Wilujengan sembilan bulan menggunakan jenang ceprot dengan harapan calon ibu
mendapatkan kemudahan ketika melahirkan. Jenang ini dibuat dari tepung beras
yang dicampur air dari santan kelapa dan gula Jawa, kemudian diaduk sampai
kental. Setelah masak, kemudian dicampuri dengan pisang utuh yang sudah
dikupas. Jenang ceprot kemudian
dimasukkan dalam takir ‘semacam wadah
yang terbuat dari daun pisang’. Jika sudah memasuki akhir bulan ke-9, tetapi
belum ada tanda-tanda akan melahirkan, diadakan wilujengan dengan sarana dhawet
plencing. Dhawet ini dijual kepada anak-anak. Tetapi uang yang dibayarkan
bukan uang sebenarnya, tetapi memakai wingka.

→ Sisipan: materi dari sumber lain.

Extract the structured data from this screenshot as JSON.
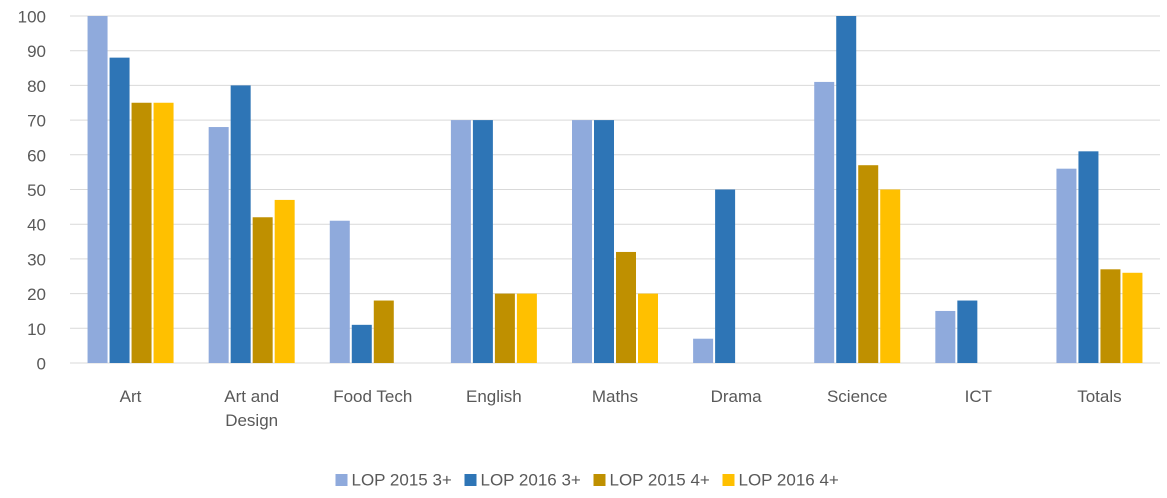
{
  "chart_data": {
    "type": "bar",
    "categories": [
      "Art",
      "Art and Design",
      "Food Tech",
      "English",
      "Maths",
      "Drama",
      "Science",
      "ICT",
      "Totals"
    ],
    "series": [
      {
        "name": "LOP 2015 3+",
        "color": "#8faadc",
        "values": [
          100,
          68,
          41,
          70,
          70,
          7,
          81,
          15,
          56
        ]
      },
      {
        "name": "LOP 2016 3+",
        "color": "#2e75b6",
        "values": [
          88,
          80,
          11,
          70,
          70,
          50,
          100,
          18,
          61
        ]
      },
      {
        "name": "LOP 2015 4+",
        "color": "#bf9000",
        "values": [
          75,
          42,
          18,
          20,
          32,
          0,
          57,
          0,
          27
        ]
      },
      {
        "name": "LOP 2016 4+",
        "color": "#ffc000",
        "values": [
          75,
          47,
          0,
          20,
          20,
          0,
          50,
          0,
          26
        ]
      }
    ],
    "ylim": [
      0,
      100
    ],
    "yticks": [
      0,
      10,
      20,
      30,
      40,
      50,
      60,
      70,
      80,
      90,
      100
    ],
    "grid": true,
    "legend": "bottom"
  }
}
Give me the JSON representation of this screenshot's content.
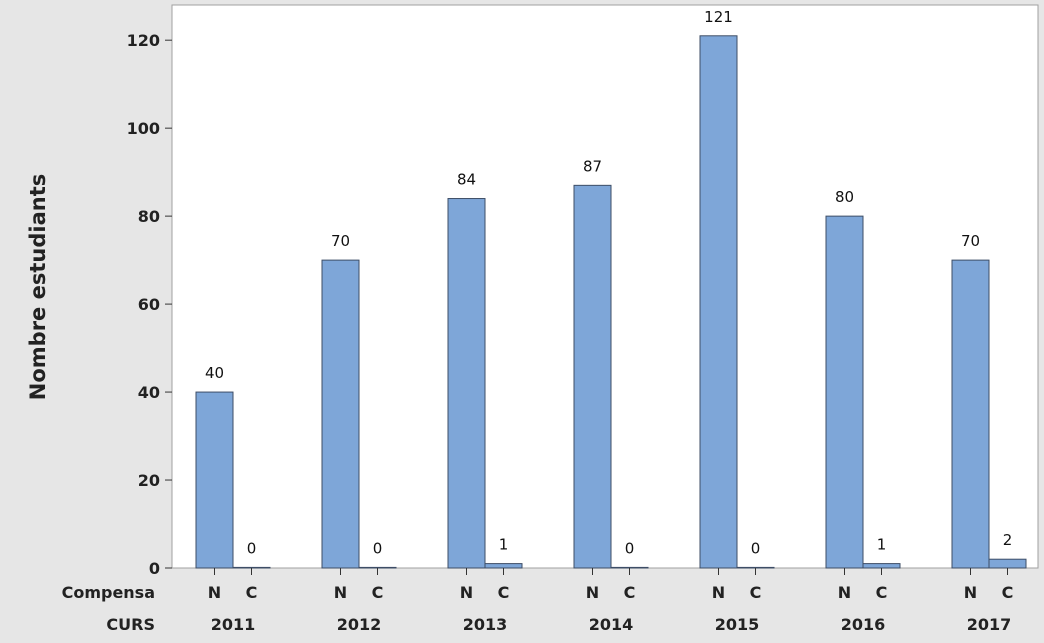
{
  "chart_data": {
    "type": "bar",
    "title": "",
    "ylabel": "Nombre estudiants",
    "ylim": [
      0,
      128
    ],
    "yticks": [
      0,
      20,
      40,
      60,
      80,
      100,
      120
    ],
    "row_labels": {
      "group": "Compensa",
      "category": "CURS"
    },
    "categories": [
      "2011",
      "2012",
      "2013",
      "2014",
      "2015",
      "2016",
      "2017"
    ],
    "subcategories": [
      "N",
      "C"
    ],
    "series": [
      {
        "name": "N",
        "values": [
          40,
          70,
          84,
          87,
          121,
          80,
          70
        ]
      },
      {
        "name": "C",
        "values": [
          0,
          0,
          1,
          0,
          0,
          1,
          2
        ]
      }
    ],
    "bar_color": "#7ea6d8",
    "bar_stroke": "#3d4d66",
    "grid": false,
    "legend": "none"
  }
}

Wilujengan selama masa kehamilan pada dasarnya sama. Wilujengan yang penyelenggaraannya istimewa adalah wilujengan pada bulan ketujuh, yang disebut dengan upacara Tingkeban. Untuk mengadakan upacara ini biasanya dipilih hari Rabu
atau Sabtu, sebelum bulan purnama. Tanggal yang dipilih harus ganjil. Boleh
tanggal 3, 5, 7, 9, 11, 13, atau 15 asalkan belum bulan purnama. Salah satu
prosesi upacara adalah memandikan calon ibu. Biasanya mengambil waktu pada
pukul 11.00 WIB siang. Prosesi upacara dimulai oleh calon nenek dari pihak suami
yang menjatuhkan teropong. Jalannya teropong yang dengan cepat jatuh ke bawah,
merupakan lambang permohonan agar proses kelahiran bayi juga dapat berlangsung
dengan lancar dan cepat, seperti jalannya teropong.
Sesudah
itu dijatuhkan pula melalui letrek, cengkir gadhing yang sudah digambari
atau dilukisi tokoh Kamajaya dan Kamaratih, Panji dan Candra Kirana, atau Janaka dan Sembadra. Prosesi
menjatuhkan cengkir gadhing ini agar
kelak bayi yang lahir, jika laki-laki tampan seperti Kamajaya, Janaka, atau
Panji, jika perempuan cantik seperti Kamaratih, Sembadra, atau Candra Kirana.
Sesudah
dua prosesi ini berlangsung, calon ayah digandeng bapak dan mertua berangkat
dari pendhapa menuju tempat
dilangsungkannya prosesi. Sesudah itu, ibu si istri memecah atau membanting
telur mentah, dan membelah cengkir gadhing
yang tadi dijatuhkan. Prosesi ini melambangkan agar bayi yang dilahirkan sehat,
tidak kurang suatu apa. Sesudah prosesi ini calon ibu menuju ke rumah. Jalan
yang akan dilewati, diberi alas dengan kain mori.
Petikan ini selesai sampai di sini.